Nous avons en accompagnement des deux vins suivants une terrine de gibier aux noisettes et son chutney de coing. Le Riesling Grand Cru Eichberg 2007 est le fruit d’un millésime tardif, avec un mois de septembre particulièrement chaud et humide qui a favorisé le développement du botrytis. Je retrouve, comme dans presque tous les vins présentés dans cette verticale, des notes primaires de citron confit et de pêche fraîche. S’en suit une évolution complexe et épicée qui décline une salade d’agrumes (mandarine, orange sanguine). L’attaque veloutée du vin ainsi que sa richesse résultent très certainement de ce millésime mais peut-être aussi du vieillissement en foudre : d’ailleurs je retrouve une légère touche amère qui est très vite effacée par un botrytis discret, toujours dans un registre plus riche que les vins précédents. L’acidité est présente et procure de la fraîcheur sans pour autant être tranchante. D’un autre côté le Riesling Grand Cru Eichberg 2005 offre d’emblée une harmonie et une dimension qui donnent toute la mesure d’un grand millésime. Le nez, parfaitement intégré, presque patiné, dévoile le citron, le zeste d’orange, un soupçon d’hydrocarbure ainsi qu’une touche de noisette et de sous-bois. La bouche impose toute la classe d’un vin de noble origine issu d’un grand millésime. Il nous est cependant plutôt difficile d’isoler le cépage, d’ailleurs nous nous dirigeons volontiers sur un Chenin. Pour la petite anecdote sachez que selon Christian Beyer, le Riesling pourrait bien trouver ses origines en Loire à partir d’un cépage aujourd’hui disparu, l’Orléanais… Ce 2005 offre une grande dimension et une harmonie dignes d’une grande année, la finale sapide reprend des notes de cire mêlées au minéral. Un Riesling surprenant mais ô combien réussi !

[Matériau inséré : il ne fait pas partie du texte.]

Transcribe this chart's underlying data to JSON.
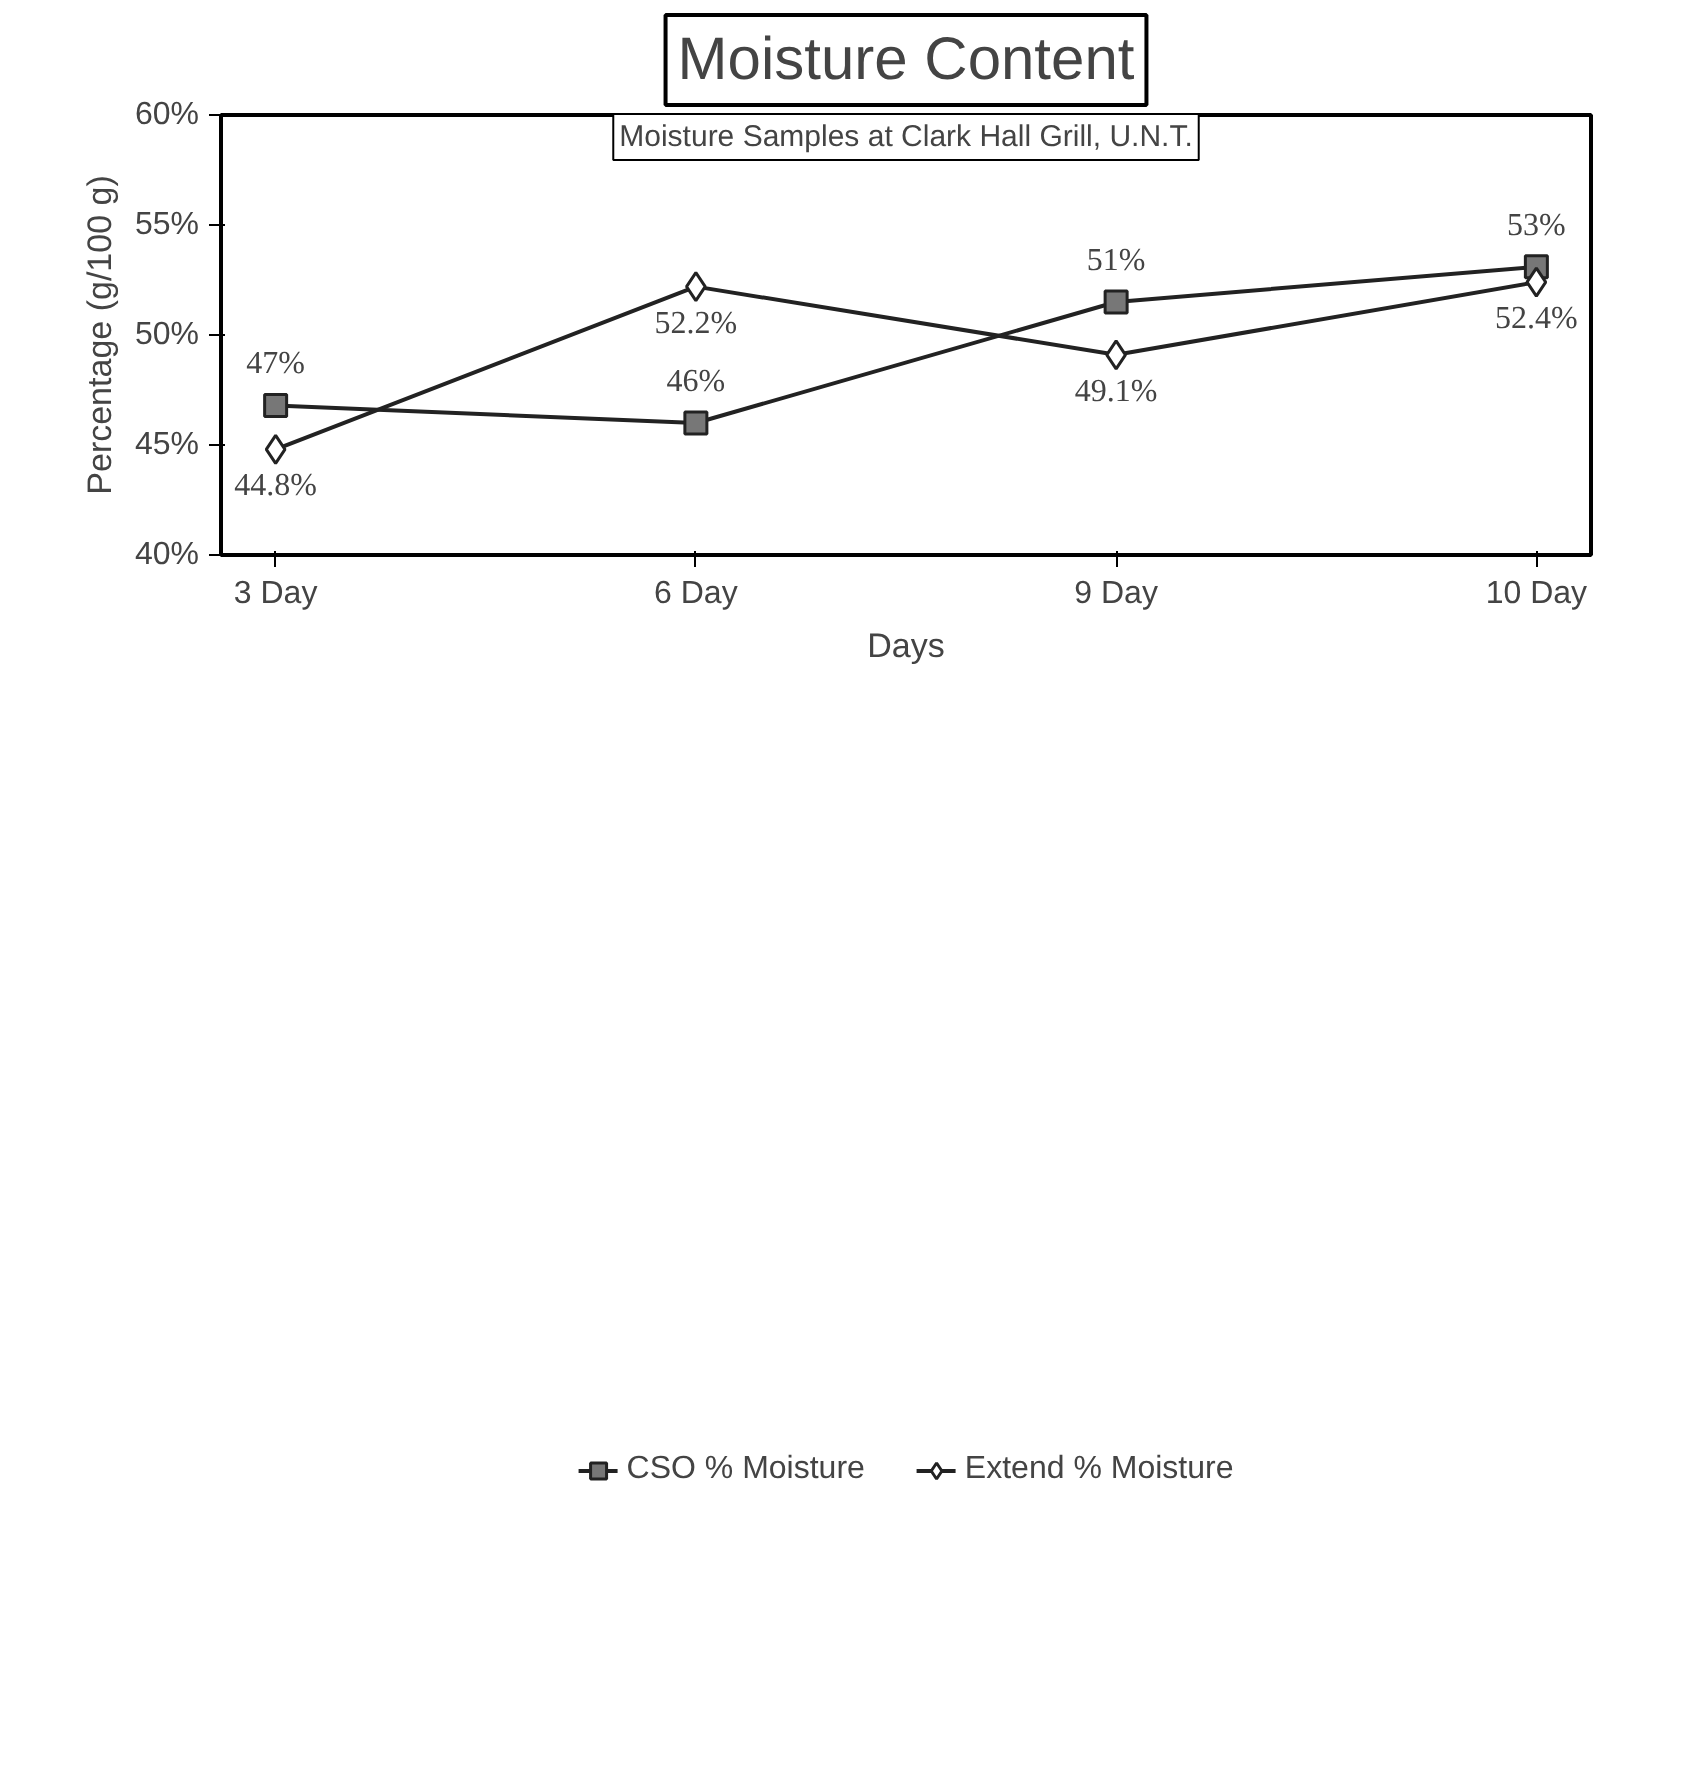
{
  "chart_data": {
    "type": "line",
    "title": "Moisture Content",
    "subtitle": "Moisture Samples at Clark Hall Grill, U.N.T.",
    "xlabel": "Days",
    "ylabel": "Percentage (g/100 g)",
    "categories": [
      "3 Day",
      "6 Day",
      "9 Day",
      "10 Day"
    ],
    "series": [
      {
        "name": "CSO % Moisture",
        "color": "#222222",
        "marker": "square",
        "values": [
          46.8,
          46.0,
          51.5,
          53.1
        ],
        "value_labels": [
          "47%",
          "46%",
          "51%",
          "53%"
        ]
      },
      {
        "name": "Extend % Moisture",
        "color": "#222222",
        "marker": "diamond",
        "values": [
          44.8,
          52.2,
          49.1,
          52.4
        ],
        "value_labels": [
          "44.8%",
          "52.2%",
          "49.1%",
          "52.4%"
        ]
      }
    ],
    "ylim": [
      40,
      60
    ],
    "yticks": [
      {
        "value": 40,
        "label": "40%"
      },
      {
        "value": 45,
        "label": "45%"
      },
      {
        "value": 50,
        "label": "50%"
      },
      {
        "value": 55,
        "label": "55%"
      },
      {
        "value": 60,
        "label": "60%"
      }
    ],
    "grid": false,
    "legend": "bottom",
    "line_style": "solid"
  }
}
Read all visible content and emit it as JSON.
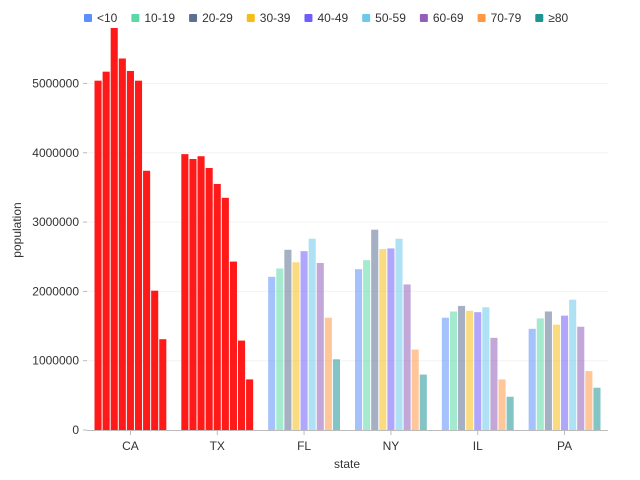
{
  "chart_data": {
    "type": "bar",
    "xlabel": "state",
    "ylabel": "population",
    "ylim": [
      0,
      5800000
    ],
    "yticks": [
      0,
      1000000,
      2000000,
      3000000,
      4000000,
      5000000
    ],
    "ytick_labels": [
      "0",
      "1000000",
      "2000000",
      "3000000",
      "4000000",
      "5000000"
    ],
    "grid": "horizontal",
    "legend_position": "top",
    "categories": [
      "CA",
      "TX",
      "FL",
      "NY",
      "IL",
      "PA"
    ],
    "highlighted_categories": [
      "CA",
      "TX"
    ],
    "highlight_color": "#ff1a1a",
    "faded_opacity": 0.55,
    "series": [
      {
        "name": "<10",
        "color": "#5b8ff9",
        "values": [
          5040000,
          3980000,
          2210000,
          2320000,
          1620000,
          1460000
        ]
      },
      {
        "name": "10-19",
        "color": "#5ad8a6",
        "values": [
          5170000,
          3910000,
          2330000,
          2450000,
          1710000,
          1610000
        ]
      },
      {
        "name": "20-29",
        "color": "#5d7092",
        "values": [
          5800000,
          3950000,
          2600000,
          2890000,
          1790000,
          1710000
        ]
      },
      {
        "name": "30-39",
        "color": "#f6bd16",
        "values": [
          5360000,
          3780000,
          2420000,
          2610000,
          1720000,
          1520000
        ]
      },
      {
        "name": "40-49",
        "color": "#6f5ef9",
        "values": [
          5180000,
          3550000,
          2580000,
          2620000,
          1700000,
          1650000
        ]
      },
      {
        "name": "50-59",
        "color": "#6dc8ec",
        "values": [
          5040000,
          3350000,
          2760000,
          2760000,
          1770000,
          1880000
        ]
      },
      {
        "name": "60-69",
        "color": "#945fb9",
        "values": [
          3740000,
          2430000,
          2410000,
          2100000,
          1330000,
          1490000
        ]
      },
      {
        "name": "70-79",
        "color": "#ff9845",
        "values": [
          2010000,
          1290000,
          1620000,
          1160000,
          730000,
          850000
        ]
      },
      {
        "name": "≥80",
        "color": "#1e9493",
        "values": [
          1310000,
          730000,
          1020000,
          800000,
          480000,
          610000
        ]
      }
    ]
  }
}
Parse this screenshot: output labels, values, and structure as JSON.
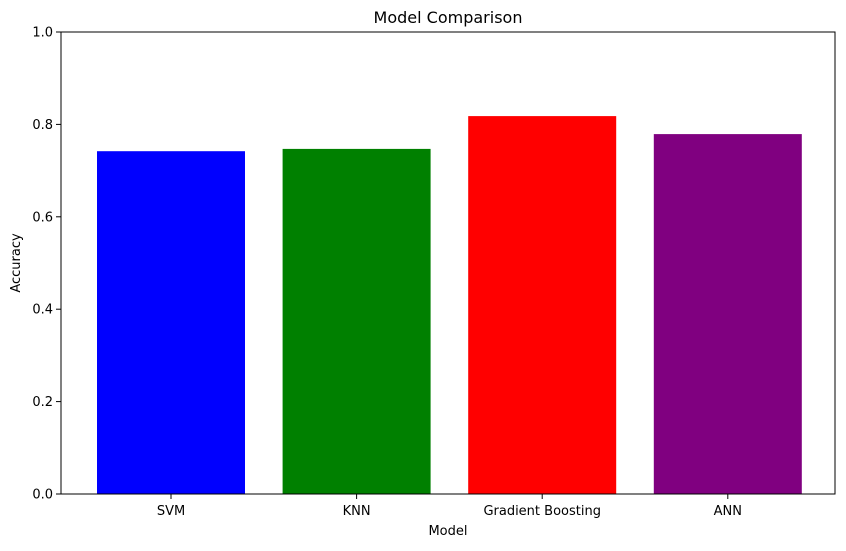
{
  "chart_data": {
    "type": "bar",
    "title": "Model Comparison",
    "xlabel": "Model",
    "ylabel": "Accuracy",
    "categories": [
      "SVM",
      "KNN",
      "Gradient Boosting",
      "ANN"
    ],
    "values": [
      0.742,
      0.747,
      0.818,
      0.779
    ],
    "colors": [
      "#0000ff",
      "#008000",
      "#ff0000",
      "#800080"
    ],
    "ylim": [
      0,
      1.0
    ],
    "yticks": [
      "0.0",
      "0.2",
      "0.4",
      "0.6",
      "0.8",
      "1.0"
    ],
    "grid": false,
    "legend": "none"
  }
}
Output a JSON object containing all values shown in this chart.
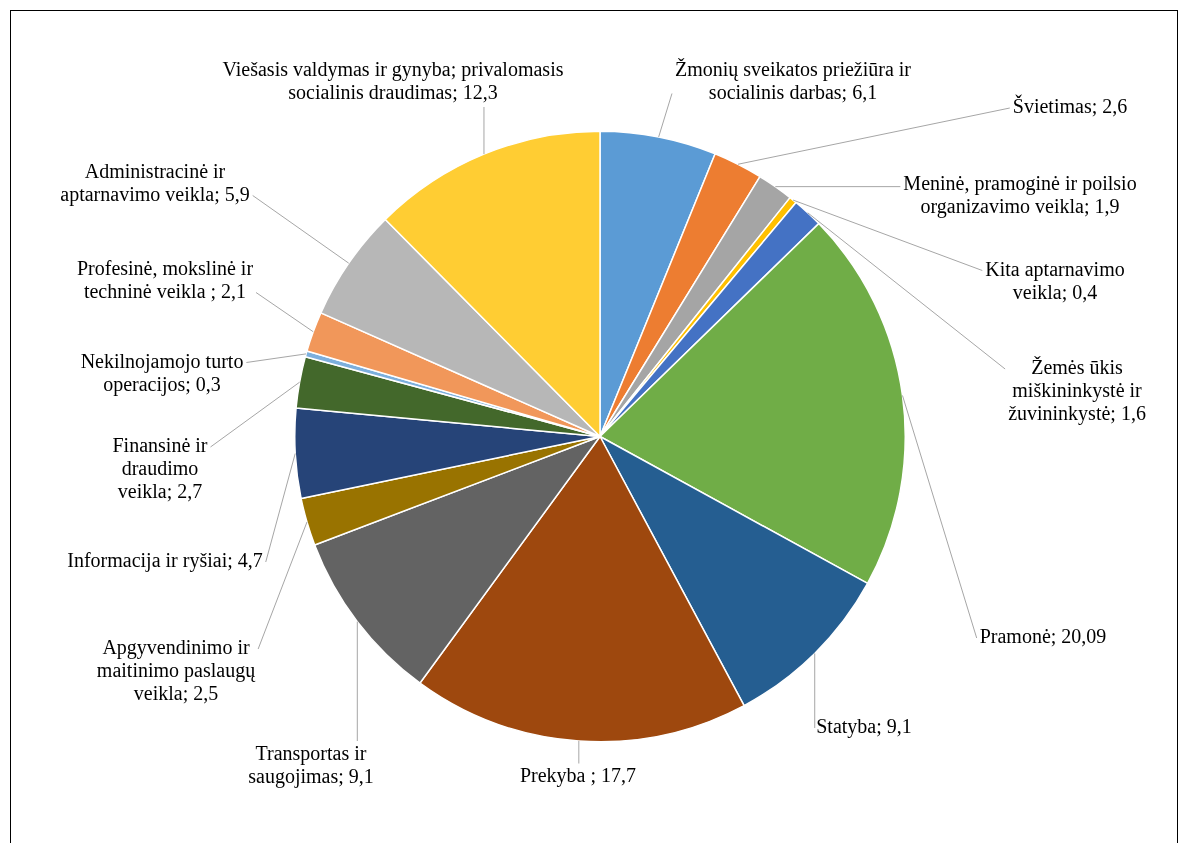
{
  "chart_data": {
    "type": "pie",
    "categories": [
      "Žmonių sveikatos priežiūra ir socialinis darbas",
      "Švietimas",
      "Meninė, pramoginė ir poilsio organizavimo veikla",
      "Kita aptarnavimo veikla",
      "Žemės ūkis miškininkystė ir žuvininkystė",
      "Pramonė",
      "Statyba",
      "Prekyba ",
      "Transportas ir saugojimas",
      "Apgyvendinimo ir maitinimo paslaugų veikla",
      "Informacija ir ryšiai",
      "Finansinė ir draudimo veikla",
      "Nekilnojamojo turto operacijos",
      "Profesinė, mokslinė ir techninė veikla ",
      "Administracinė ir aptarnavimo veikla",
      "Viešasis valdymas ir gynyba; privalomasis socialinis draudimas"
    ],
    "values": [
      6.1,
      2.6,
      1.9,
      0.4,
      1.6,
      20.09,
      9.1,
      17.7,
      9.1,
      2.5,
      4.7,
      2.7,
      0.3,
      2.1,
      5.9,
      12.3
    ],
    "value_labels": [
      "6,1",
      "2,6",
      "1,9",
      "0,4",
      "1,6",
      "20,09",
      "9,1",
      "17,7",
      "9,1",
      "2,5",
      "4,7",
      "2,7",
      "0,3",
      "2,1",
      "5,9",
      "12,3"
    ],
    "colors": [
      "#5b9bd5",
      "#ed7d31",
      "#a5a5a5",
      "#ffc000",
      "#4472c4",
      "#70ad47",
      "#255e91",
      "#9e480e",
      "#636363",
      "#997300",
      "#264478",
      "#43682b",
      "#7cafdd",
      "#f1975a",
      "#b7b7b7",
      "#ffcd33"
    ]
  }
}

Dernier duo de cette soirée, les millésimes 2004 et 2002 accompagnent avec brio le dos de cabillaud vapeur sur lit de choucroute rouge et rattes poêlées. Derrière sa belle robe dorée, le Riesling Grand Cru Eichberg 2004 affiche encore une grande jeunesse. Mais selon Christian Beyer ce fut un accouchement difficile, cette année 2004 ayant été froide et humide. Du coup le vin n’affiche pas des statistiques étonnantes en terme de maturité et se montre plutôt discret au nez, avec des nuances d’agrumes, de pêche et d’huile de lin. La vivacité des agrumes, et du citron en particulier, porte l’ensemble en bouche même si l’on espère un peu plus de fond. Une légère impression exotique surgit tout comme un fruité encore bien présent, cependant ce vin ne peut pas donner plus, comme si cette fois le terroir de l’Eichberg n’a pas pu être sublimé par ce millésime difficile. Saluons toutefois la performance du viticulteur qui a pu produire un vin d’une qualité décente alors que les conditions de maturité n’ont pas été idéales. C’est peut-être ça le travail d’un vrai vigneron ? Le Riesling Grand Cru Eichberg 2002 résonne bien mieux à l’oreille de tous même si une fois de plus le temps a plutôt été maussade une belle partie de l’année. Le fruit mûr, le citron confit puis l’encaustique et des notes pétrolées apparaissent au nez. Belle amplitude dès l’attaque de bouche : le citron et le pamplemousse prennent le relais et procurent une acidité fraîche qui supporte une belle matière. La bouche est froide mais aucunement austère. Je trouve que ce vin invite à la réflexion ; sa froideur monastique est supportée par cette acidité citronnée. La fin de bouche est acérée et longue. Un vrai vin de terroir qui s’affirme au mieux lors de cette dégustation. Voici un très bel exemple de ce qu’un grand terroir calcaire comme l’Eichberg peut apporter au Riesling : un supplément d’âme et un éclat tout particulier. Superbe !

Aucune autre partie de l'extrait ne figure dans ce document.